The average price in Midland was $480,833 in December, a decrease of 10.9 percent compared to the previous year.
In Innisfil, which has a vast range of home styles — from multi-million-dollar mansions to small cottages — the drop was dramatic, down 36.4 per cent to $712,938 in December 2022, compared to December 2021, according to recent figures released by the Barrie & District Association of Realtors.
In Barrie, which accounts for roughly 25 per cent of residential real estate sales in Simcoe County, the average price dropped 17.1 per cent to $708,000 in December.
Collingwood experienced a drop of 8.9 per cent to $872,054. Average prices in Orillia and Wasaga Beach saw respective drops of 15.8 per cent to $623,308 and 18.8 to $661,688.
Meanwhile, Essa Township saw a 30.2 per cent increase to average values of $1,042,917 last December, while Oro-Medonte Township was down 19.6 per cent to $860,893. Springwater Township’s average prices fell 18.4 per cent to $1,116,167.

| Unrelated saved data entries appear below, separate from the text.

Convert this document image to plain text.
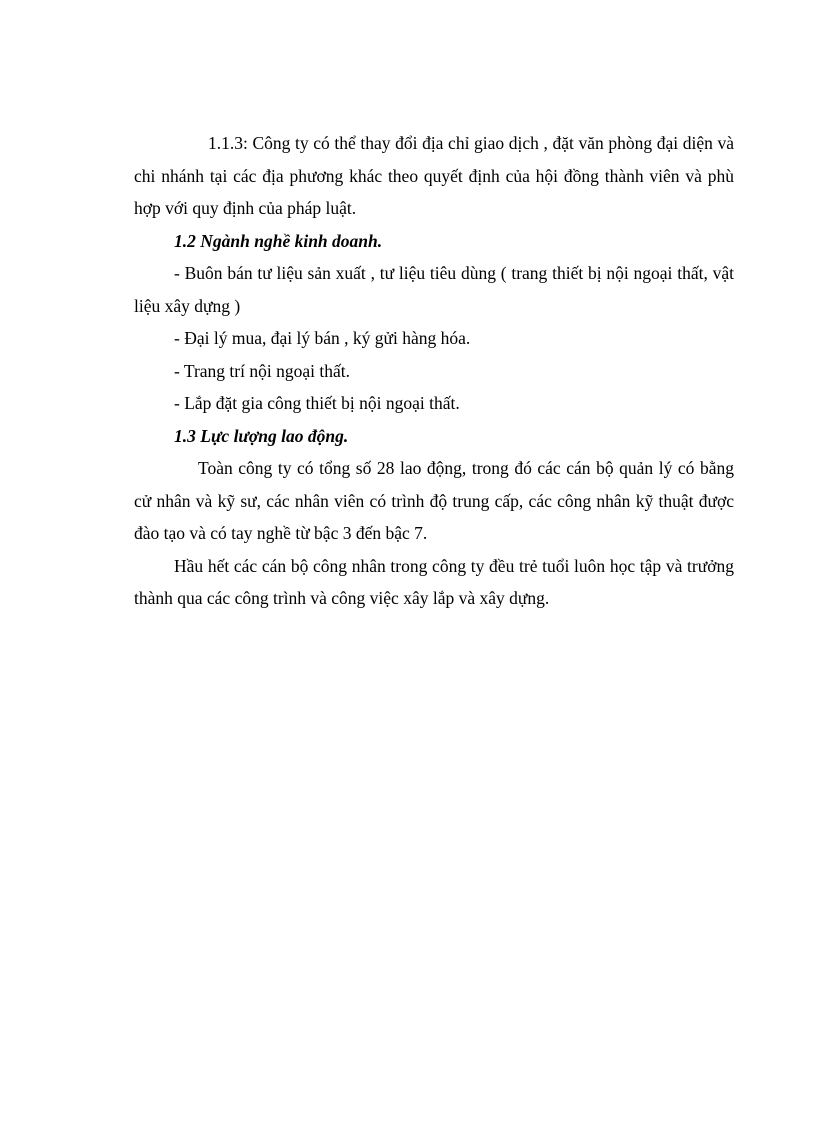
1.1.3: Công ty có thể thay đổi địa chỉ giao dịch , đặt văn phòng đại diện và chi nhánh tại các địa phương khác theo quyết định của hội đồng thành viên và phù hợp với quy định của pháp luật.

1.2 Ngành nghề kinh doanh.

- Buôn bán tư liệu sản xuất , tư liệu tiêu dùng ( trang thiết bị nội ngoại thất, vật liệu xây dựng )

- Đại lý mua, đại lý bán , ký gửi hàng hóa.

- Trang trí nội ngoại thất.

- Lắp đặt gia công thiết bị nội ngoại thất.

1.3 Lực lượng lao động.

Toàn công ty có tổng số 28 lao động, trong đó các cán bộ quản lý có bằng cử nhân và kỹ sư, các nhân viên có trình độ trung cấp, các công nhân kỹ thuật được đào tạo và có tay nghề từ bậc 3 đến bậc 7.

Hầu hết các cán bộ công nhân trong công ty đều trẻ tuổi luôn học tập và trưởng thành qua các công trình và công việc xây lắp và xây dựng.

The market started strong in 2022 with prices peaking in February, said Luc Woolsey, president of the Barrie & District Association of Realtors, describing the rise from December 2021 to February 2022 as "meteoric." But that was followed by declines of about 30 per cent since that peak.
“When you look at year-over-year, December to December, (the decline in prices) is not nearly as stark,” he observed.
Woolsey suggested the big swing in Innisfil could be an anomaly caused by its diverse property types and large range of neighbourhoods. In December 2021, for instance, prices in Innisfil ranged from $255,000 to $2.75 million — with 16 sales above $1 million.
In December 2022, the range was $255,000 to $1.26 million and there were only three sales above $1 million.
Woolsey points to December 2021 when the average sale price was 59.9 per cent higher than December 2020. That increase, he suggested, was offset by last year’s decrease of 36.4 per cent, resulting in an overall positive position over those two years.
Meanwhile, the month-over-month figures from last November to December saw an overall increase of 6.8 per cent in Simcoe County with a slight increase of 0.7 per cent in Barrie and 1.6 per cent in Collingwood.
Innisfil, Midland and Wasaga Beach saw drops of 12.8, 19.6 and 9.1 per cent, respectively.
Orillia saw a jump of 14.2 per cent and there was an increase last month of 38.3 per cent in Essa Township.
Woolsey believes the downward trend is over and expects the market to continue to rebound as available inventories remain low.
“Definitely, the numbers in the latter part of the year were showing a slowing in the amount it is dropping,” he said. “My feeling is that it’s actually started to go back up again in January.”
He expects higher interest rates introduced over the past year are likely to continue, and buyers are becoming used to that reality.
A housing supply of four months is considered a balanced market and anything above that gives the advantage to the buyer. Last year, the supply dipped to a half a month, then climbed, closing in on four months. But it has since dropped to about two months of inventory.
Interest rates may not yet have seen their peak and will likely result in some short-term pauses in real estate sales, said Woolsey. But the housing shortage persists. With the area’s ongoing population growth, he expects there will continue to be competition in the market.
“I think people are going to come to the realization that this is near or at the bottom of the price barrel and they’re going to start jumping back in and fighting over homes again,” he said. “There’s just not enough inventory to ever have a buyers’ market.”
In a report released last week, Royal Bank of Canada economist Robert Hogue concluded that the country’s housing market is inching closer to a cyclical bottom, describing 2022 as a year of extremes. Higher interest rates are expected to limit increases, but strong population growth will eventually heat things up.